Wondering about life on Mars while improving the one on Earth

I'm based in Bengaluru, India's Silicon Valley, where the best minds converge to tackle humanity's hardest problems. I come from a small village in Tumkur, about 180km from Bengaluru. As a kid, I was always fascinated by engineering and how the universe works - planets to stars to entire galaxies. That curiosity shaped the engineer I became.

Profile

I travel frequently, often alone or with groups of strangers. I love riding my bike on off-trails where Google Maps pretends navigation doesn't exist. Traveling sharpened my judgment and weakened assumptions. It reinforced a simple reality: systems that ignore local constraints fail quietly, while those designed to adapt endure.

I'm drawn to work at the intersection of autonomy, institutional trust, and long-term sustainability, whether on Earth or beyond. I focus on Earth-intelligent systems that preserve context over time, absorb uncertainty without losing accountability, and translate real conditions into outcomes institutions can rely on.

When I saw that satellites aren't built for a sustainable economy, I founded Quanmo, was part of Antler's AIR-6 cohort. Analogy was that we repair $30K cars but burn $2-5M satellites when the mission ends or something goes wrong. Quanmo built autonomous space systems to provide context from space to Earth & vice versa, to spot issues early, improve space awareness, and guide policy. The company's paused now, but those lessons still shape how I think about building reliable systems.

At Pixxel, I created Aurora, the company's flagship Earth Observation platform.
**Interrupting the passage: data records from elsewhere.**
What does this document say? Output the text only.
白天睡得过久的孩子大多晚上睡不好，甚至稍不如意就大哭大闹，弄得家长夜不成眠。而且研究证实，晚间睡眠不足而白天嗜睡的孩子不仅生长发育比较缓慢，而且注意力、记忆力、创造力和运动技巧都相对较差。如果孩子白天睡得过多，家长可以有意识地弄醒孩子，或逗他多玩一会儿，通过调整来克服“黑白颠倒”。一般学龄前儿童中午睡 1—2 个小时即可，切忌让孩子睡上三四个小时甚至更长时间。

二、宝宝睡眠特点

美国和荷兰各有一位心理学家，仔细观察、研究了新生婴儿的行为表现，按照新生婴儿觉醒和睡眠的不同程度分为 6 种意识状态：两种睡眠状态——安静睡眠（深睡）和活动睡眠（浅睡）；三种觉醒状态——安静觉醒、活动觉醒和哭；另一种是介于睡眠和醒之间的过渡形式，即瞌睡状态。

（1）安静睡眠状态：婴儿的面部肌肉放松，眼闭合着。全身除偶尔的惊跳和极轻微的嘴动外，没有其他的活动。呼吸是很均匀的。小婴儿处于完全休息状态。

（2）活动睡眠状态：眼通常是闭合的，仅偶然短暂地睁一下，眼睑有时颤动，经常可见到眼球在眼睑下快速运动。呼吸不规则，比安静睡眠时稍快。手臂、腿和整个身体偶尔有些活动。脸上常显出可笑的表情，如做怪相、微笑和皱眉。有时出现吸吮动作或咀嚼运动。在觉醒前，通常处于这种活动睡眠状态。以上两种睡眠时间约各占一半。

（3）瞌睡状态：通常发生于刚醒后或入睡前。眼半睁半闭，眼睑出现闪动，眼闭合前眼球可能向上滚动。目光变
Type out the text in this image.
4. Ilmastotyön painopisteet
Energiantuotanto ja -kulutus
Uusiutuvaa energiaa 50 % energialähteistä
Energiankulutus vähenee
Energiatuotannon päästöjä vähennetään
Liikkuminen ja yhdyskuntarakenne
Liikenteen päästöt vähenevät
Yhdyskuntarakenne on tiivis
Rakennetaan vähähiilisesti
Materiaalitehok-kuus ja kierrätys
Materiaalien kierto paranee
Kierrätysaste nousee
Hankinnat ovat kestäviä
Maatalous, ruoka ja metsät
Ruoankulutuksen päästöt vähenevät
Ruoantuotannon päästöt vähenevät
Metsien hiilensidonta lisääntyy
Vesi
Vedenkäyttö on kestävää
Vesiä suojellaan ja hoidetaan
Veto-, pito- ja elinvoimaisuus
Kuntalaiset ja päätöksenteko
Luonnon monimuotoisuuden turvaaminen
The work reinforced a core lesson: data becomes valuable only when aligned with how decisions are actually made.

At Varaha, I am leading efforts on systems tied to climate outcomes, verification, and finance. The work operates close to institutional requirements and on-ground constraints, where sustainability depended on aligning incentives, trust, and economic outcomes.

At Mitti Labs, I led teams in fragmented, high-variance environments. Execution favored robustness, adaptability, and systems that could sustain impact beyond initial deployment.